Related Work & Insights¶
- Task Arithmetic and Data-free Merging: TA (Task Vector Arithmetic), TIES (Redundancy removal + sign conflict resolution), PCB (Parameter competition balancing), DARE (Random drop + rescale), TSV-M (SVD singular vector orthogonalization), and mask-based methods (EMR-MERGING and CONSENSUS)—FLEXMERGE treats these as plug-and-play block-level subroutines.
- CHANNEL MERGING as a predecessor: It used K-Means with fixed K per layer, limited to integer sizes. FLEXMERGE surpasses it by using greedy pairwise merging to break this limitation.
- Data-dependent methods (FISHER, REGMEAN, ADAMERGING, SURGERY, TWIN-MERGING, WEMOE) serve as a baseline, highlighting the practical significance of the "data-free" constraint.
- Insight: For any compression vs. performance trade-off, first investigate the "middle ground." Expanding discrete extremes into a continuous spectrum often reveals "sweet spots" with high performance-per-cost ratios; evaluation should span the whole spectrum rather than single points.
Rating¶
- Novelty: ⭐⭐⭐⭐⭐ — First systematic characterization of the accuracy-size trade-off in merging, proposing a unified framework for arbitrary sizes and revealing the size-dependent algorithm ranking phenomenon.

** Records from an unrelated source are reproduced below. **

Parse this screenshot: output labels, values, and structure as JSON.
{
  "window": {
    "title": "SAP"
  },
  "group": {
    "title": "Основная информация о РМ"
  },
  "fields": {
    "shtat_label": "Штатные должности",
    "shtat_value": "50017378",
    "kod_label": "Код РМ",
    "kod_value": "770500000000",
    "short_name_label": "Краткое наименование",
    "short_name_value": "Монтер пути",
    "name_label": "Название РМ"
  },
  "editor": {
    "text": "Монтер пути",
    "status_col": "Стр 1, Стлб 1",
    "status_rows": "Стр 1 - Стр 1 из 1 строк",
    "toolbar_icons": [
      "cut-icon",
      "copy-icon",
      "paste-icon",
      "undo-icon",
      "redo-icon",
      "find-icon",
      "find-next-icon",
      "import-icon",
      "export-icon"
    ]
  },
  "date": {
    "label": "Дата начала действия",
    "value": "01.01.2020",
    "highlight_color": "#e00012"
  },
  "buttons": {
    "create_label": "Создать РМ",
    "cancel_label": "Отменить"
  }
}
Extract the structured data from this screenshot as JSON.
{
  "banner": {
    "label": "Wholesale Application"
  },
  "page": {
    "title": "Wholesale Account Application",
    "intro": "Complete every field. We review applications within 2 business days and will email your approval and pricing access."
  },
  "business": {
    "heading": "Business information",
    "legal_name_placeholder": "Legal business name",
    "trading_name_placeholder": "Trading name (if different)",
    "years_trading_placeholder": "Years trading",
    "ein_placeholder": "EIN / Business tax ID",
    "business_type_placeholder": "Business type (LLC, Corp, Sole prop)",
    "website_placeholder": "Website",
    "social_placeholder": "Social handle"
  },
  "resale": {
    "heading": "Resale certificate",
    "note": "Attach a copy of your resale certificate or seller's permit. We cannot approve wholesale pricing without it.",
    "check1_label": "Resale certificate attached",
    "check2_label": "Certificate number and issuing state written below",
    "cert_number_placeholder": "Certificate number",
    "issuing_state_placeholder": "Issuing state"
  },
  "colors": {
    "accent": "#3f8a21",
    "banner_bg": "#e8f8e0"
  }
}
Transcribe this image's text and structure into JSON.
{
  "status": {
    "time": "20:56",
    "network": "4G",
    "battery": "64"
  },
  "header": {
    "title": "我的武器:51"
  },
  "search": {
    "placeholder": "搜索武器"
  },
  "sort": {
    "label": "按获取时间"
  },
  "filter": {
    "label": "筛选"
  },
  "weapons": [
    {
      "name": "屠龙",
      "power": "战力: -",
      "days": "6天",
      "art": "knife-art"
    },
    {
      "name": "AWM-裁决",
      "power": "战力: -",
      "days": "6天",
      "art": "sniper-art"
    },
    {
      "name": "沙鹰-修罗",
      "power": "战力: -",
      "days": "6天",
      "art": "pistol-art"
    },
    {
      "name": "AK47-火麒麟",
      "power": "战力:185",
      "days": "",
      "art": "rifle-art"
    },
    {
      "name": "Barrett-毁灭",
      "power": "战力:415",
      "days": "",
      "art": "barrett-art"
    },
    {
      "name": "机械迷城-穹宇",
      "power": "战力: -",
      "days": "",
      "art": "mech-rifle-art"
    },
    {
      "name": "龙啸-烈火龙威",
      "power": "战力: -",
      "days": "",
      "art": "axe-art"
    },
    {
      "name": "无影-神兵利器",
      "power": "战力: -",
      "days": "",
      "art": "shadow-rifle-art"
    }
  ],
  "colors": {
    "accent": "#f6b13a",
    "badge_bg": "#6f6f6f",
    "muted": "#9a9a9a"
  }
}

- Experimental Thoroughness: ⭐⭐⭐⭐⭐ — Covers Vision and NLP, FFT and PEFT, up to 30 tasks, 8 algorithms, comparison with CHANNEL MERGING, and extensive ablation/efficiency analysis.
- Writing Quality: ⭐⭐⭐⭐ — Clear motivation, intuitive visualizations, and rigorous analysis. Some details on block-level storage and algorithm specifics are dense and require the appendix.
- Value: ⭐⭐⭐⭐⭐ — Directly addresses the core deployment conflict between space and accuracy. The method is data-free, efficient at inference, and reshapes the evaluation paradigm for model merging.